Summary from Goodreads:
In these stories, Jemisin sharply examines modern society, infusing magic into the mundane, and drawing deft parallels in the fantasy realms of her imagination. Dragons and hateful spirits haunt the flooded city of New Orleans in the aftermath of Hurricane Katrina. In a parallel universe, a utopian society watches our world, trying to learn from our mistakes. A black mother in the Jim Crow south must figure out how to save her daughter from a fey offering impossible promises. And in the Hugo award-nominated short story “The City Born Great,” a young street kid fights to give birth to an old metropolis’s soul.
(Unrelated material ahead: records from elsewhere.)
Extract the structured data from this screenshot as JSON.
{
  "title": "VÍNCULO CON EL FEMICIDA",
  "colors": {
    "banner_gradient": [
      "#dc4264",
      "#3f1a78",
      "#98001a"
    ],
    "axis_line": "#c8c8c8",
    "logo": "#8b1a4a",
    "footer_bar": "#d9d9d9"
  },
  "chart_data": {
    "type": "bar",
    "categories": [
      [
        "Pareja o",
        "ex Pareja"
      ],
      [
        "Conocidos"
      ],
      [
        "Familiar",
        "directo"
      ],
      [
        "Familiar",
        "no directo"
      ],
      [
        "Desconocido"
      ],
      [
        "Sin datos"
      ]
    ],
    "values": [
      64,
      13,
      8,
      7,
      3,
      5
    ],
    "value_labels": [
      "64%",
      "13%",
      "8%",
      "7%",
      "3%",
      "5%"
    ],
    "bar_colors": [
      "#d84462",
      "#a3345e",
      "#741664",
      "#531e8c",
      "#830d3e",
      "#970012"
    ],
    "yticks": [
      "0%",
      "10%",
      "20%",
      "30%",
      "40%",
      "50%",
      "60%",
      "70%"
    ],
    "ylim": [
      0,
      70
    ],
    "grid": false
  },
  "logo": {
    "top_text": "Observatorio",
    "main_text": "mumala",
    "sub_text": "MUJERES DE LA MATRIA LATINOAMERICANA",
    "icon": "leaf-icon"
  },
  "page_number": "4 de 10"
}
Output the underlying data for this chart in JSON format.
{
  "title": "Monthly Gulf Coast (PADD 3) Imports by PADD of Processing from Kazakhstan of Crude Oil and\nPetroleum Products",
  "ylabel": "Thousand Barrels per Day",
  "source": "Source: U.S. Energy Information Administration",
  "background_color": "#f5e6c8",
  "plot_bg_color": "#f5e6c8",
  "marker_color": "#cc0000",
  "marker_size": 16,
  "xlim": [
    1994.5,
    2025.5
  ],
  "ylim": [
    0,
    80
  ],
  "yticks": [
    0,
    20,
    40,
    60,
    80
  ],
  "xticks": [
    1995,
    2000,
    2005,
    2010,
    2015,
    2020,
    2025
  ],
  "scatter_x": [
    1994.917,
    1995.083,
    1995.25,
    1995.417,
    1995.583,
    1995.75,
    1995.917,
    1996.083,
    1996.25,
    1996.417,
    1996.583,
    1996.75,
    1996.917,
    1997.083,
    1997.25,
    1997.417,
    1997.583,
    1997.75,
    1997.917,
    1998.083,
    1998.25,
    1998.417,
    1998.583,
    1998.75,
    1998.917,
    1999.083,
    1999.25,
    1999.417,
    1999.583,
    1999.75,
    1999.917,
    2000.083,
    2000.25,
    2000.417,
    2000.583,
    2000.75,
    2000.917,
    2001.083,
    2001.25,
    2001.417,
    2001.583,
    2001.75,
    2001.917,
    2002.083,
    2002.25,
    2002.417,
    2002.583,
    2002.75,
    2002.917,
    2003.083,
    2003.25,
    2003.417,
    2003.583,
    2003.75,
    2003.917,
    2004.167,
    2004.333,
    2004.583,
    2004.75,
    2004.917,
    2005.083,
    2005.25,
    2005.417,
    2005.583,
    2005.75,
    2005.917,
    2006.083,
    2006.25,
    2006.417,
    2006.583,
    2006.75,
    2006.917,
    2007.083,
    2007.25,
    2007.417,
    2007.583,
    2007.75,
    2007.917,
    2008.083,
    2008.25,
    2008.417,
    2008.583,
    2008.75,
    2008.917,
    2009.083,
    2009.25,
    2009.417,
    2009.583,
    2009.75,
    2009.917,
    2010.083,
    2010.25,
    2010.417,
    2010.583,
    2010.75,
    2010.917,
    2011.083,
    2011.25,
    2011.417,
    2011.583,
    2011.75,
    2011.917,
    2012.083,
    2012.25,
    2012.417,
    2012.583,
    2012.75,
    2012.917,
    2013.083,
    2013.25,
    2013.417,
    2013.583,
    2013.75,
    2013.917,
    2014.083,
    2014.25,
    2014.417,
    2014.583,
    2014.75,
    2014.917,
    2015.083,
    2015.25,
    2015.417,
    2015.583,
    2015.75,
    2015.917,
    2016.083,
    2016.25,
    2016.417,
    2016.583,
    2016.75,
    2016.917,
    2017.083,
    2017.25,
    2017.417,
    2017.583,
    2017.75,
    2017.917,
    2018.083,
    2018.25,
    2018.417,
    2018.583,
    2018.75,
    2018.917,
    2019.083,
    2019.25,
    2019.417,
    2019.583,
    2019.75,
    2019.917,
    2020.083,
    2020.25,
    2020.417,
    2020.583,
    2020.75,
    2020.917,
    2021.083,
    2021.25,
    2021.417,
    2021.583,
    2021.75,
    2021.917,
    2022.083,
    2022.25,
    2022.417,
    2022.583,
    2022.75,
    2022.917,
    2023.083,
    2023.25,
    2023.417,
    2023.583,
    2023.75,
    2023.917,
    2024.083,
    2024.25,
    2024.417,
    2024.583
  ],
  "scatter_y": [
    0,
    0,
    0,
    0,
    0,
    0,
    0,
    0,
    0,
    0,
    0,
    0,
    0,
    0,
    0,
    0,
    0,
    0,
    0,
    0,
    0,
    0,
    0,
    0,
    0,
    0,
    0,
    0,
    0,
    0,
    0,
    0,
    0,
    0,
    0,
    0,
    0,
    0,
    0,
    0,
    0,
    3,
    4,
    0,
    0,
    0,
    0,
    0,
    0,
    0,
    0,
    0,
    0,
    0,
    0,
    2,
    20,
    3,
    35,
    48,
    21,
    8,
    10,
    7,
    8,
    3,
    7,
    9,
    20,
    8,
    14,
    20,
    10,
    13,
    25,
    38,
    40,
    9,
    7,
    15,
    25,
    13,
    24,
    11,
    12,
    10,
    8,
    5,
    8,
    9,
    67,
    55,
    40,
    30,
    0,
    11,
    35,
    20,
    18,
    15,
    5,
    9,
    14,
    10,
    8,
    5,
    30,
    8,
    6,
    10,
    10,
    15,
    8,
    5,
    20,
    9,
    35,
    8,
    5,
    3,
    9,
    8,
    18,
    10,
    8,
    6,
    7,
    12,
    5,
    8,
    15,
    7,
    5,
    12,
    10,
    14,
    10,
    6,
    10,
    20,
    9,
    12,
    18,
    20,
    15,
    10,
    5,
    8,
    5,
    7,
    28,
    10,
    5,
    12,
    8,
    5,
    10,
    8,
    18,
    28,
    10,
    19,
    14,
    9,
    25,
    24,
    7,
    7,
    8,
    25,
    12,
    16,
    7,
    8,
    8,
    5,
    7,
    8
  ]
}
|I bought How Long ’til Black Future Month? the day it came out – I couldn’t get a galley – and have been reading it very, very slowly. Maybe one story a week or so. Sometimes I had to take a little time to digest a story. I tried to speed up my reading by borrowing the audiobook from the library – the narrators were very good, but I was having trouble with the short story format on audio, so I went back to my hardcover. NK Jemisin is such a master storyteller and this collection has incredible range, from the most delicate magical realism to the hardest hard SF with fantasy, horror, steampunk, and cyberpunk scattered along the way. SO damn good. Standout stories were “The Ones Who Stay and Fight,” “The Effluent Engine,” “The Storyteller’s Replacement,” “Cuisine des Memoires,” “The Narcomancer,” “Sinners, Saints, Dragons, and Haints, in the City Beneath the Still Waters,” and, of course, “The City Born Great” (which was the basis for Jemisin’s new novel The City We Became).|
Dear FTC: I read my own damn copy of this book.